Whoever first said “I’m in a pickle” must have had the weirdest day.
Joined a street protest.
Suddenly a shot, panic and everybody started running.
3 hours and a gold medal later I realised it was a marathon
On the bright side, every moment Bieber spends Tweeting is a moment he isn’t spending recording or performing music.
Seriously, if you go to Central or South America to visit ancient ruins and you don’t dress as Indiana Jones, what’s even the point?
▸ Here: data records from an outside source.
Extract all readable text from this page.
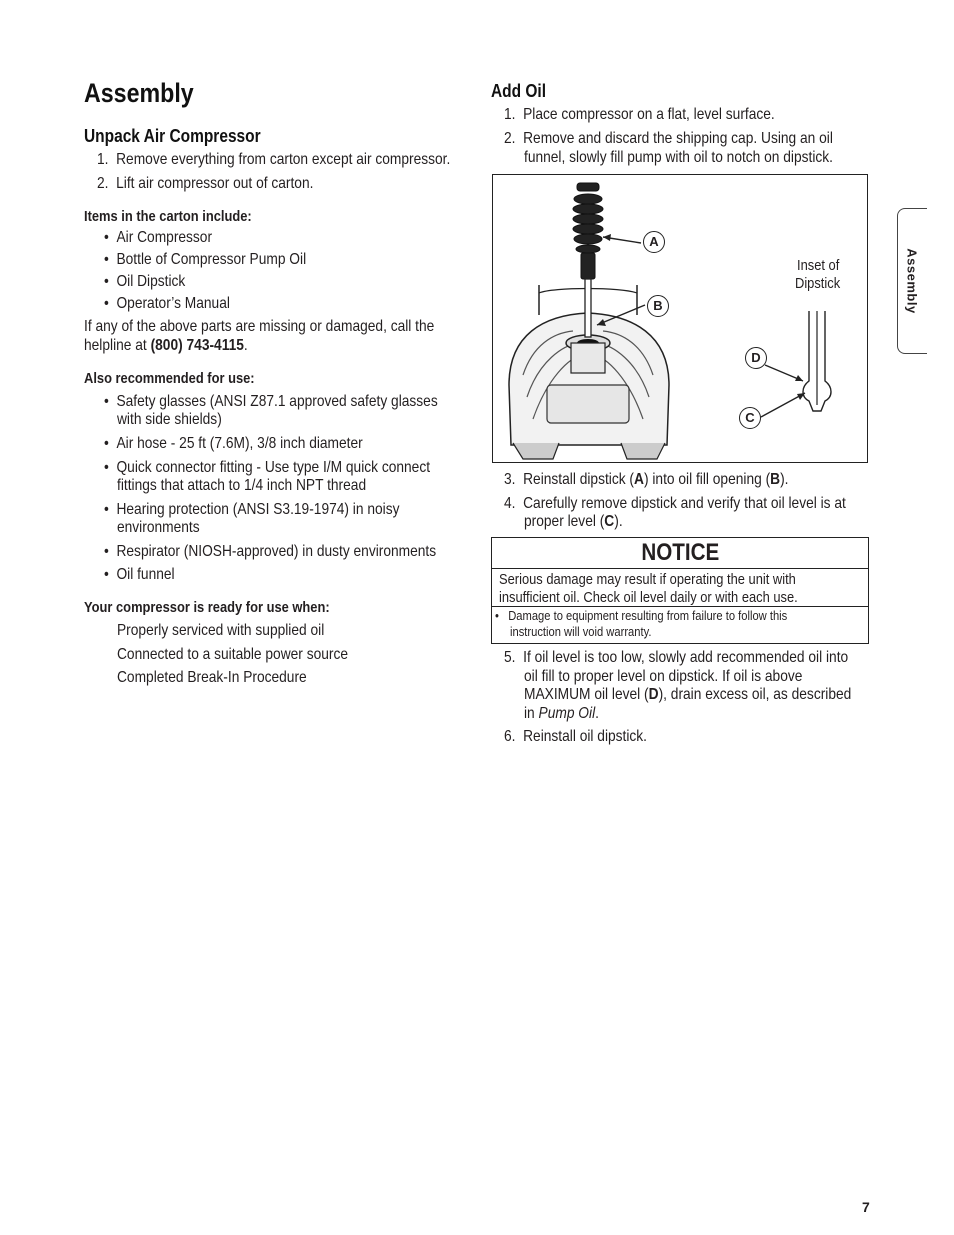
Assembly
Unpack Air Compressor
1. Remove everything from carton except air compressor.
2. Lift air compressor out of carton.
Items in the carton include:
•  Air Compressor
•  Bottle of Compressor Pump Oil
•  Oil Dipstick
•  Operator’s Manual
If any of the above parts are missing or damaged, call the
helpline at (800) 743-4115.
Also recommended for use:
•  Safety glasses (ANSI Z87.1 approved safety glasses
with side shields)
•  Air hose - 25 ft (7.6M), 3/8 inch diameter
•  Quick connector fitting - Use type I/M quick connect
fittings that attach to 1/4 inch NPT thread
•  Hearing protection (ANSI S3.19-1974) in noisy
environments
•  Respirator (NIOSH-approved) in dusty environments
•  Oil funnel
Your compressor is ready for use when:
Properly serviced with supplied oil
Connected to a suitable power source
Completed Break-In Procedure
Add Oil
1. Place compressor on a flat, level surface.
2. Remove and discard the shipping cap. Using an oil
funnel, slowly fill pump with oil to notch on dipstick.
A
B
D
C
Inset of
Dipstick
3. Reinstall dipstick (A) into oil fill opening (B).
4. Carefully remove dipstick and verify that oil level is at
proper level (C).
NOTICE
Serious damage may result if operating the unit with
insufficient oil. Check oil level daily or with each use.
•   Damage to equipment resulting from failure to follow this
instruction will void warranty.
5. If oil level is too low, slowly add recommended oil into
oil fill to proper level on dipstick. If oil is above
MAXIMUM oil level (D), drain excess oil, as described
in Pump Oil.
6. Reinstall oil dipstick.
Assembly
7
Bonus points if you can get the whip through customs.
One thing I have noticed about getting older is having to stop for a short nap halfway through scrolling down to my year of birth when completing online forms.
Day 1,459 of my son acting shocked and aggrieved when I tell him to go brush his teeth before bed.
[job interview]
“any public speaking experience?”
not since the valedictorian speech in high school
“very impressive”
I yelled ‘YOU SUCK’
My neighbor cut their tree down and now my house looks bald.
One day when my teenager was upset I said “It is what it is,” and now he says it to me every time I’m upset and, oh wow, it does not feel good
Stop remaking Batman and remake Dude, Where’s My Car? You cowards
I would rather see my husband with another woman in his arms than a hammer in his hand.
Woman: *being eaten by a Werewolf* My god, they’re right. Your hair IS perfect!
Still cracks me up
Amazon is approved for drone delivery…
Which means we now have skeet shooting with prizes.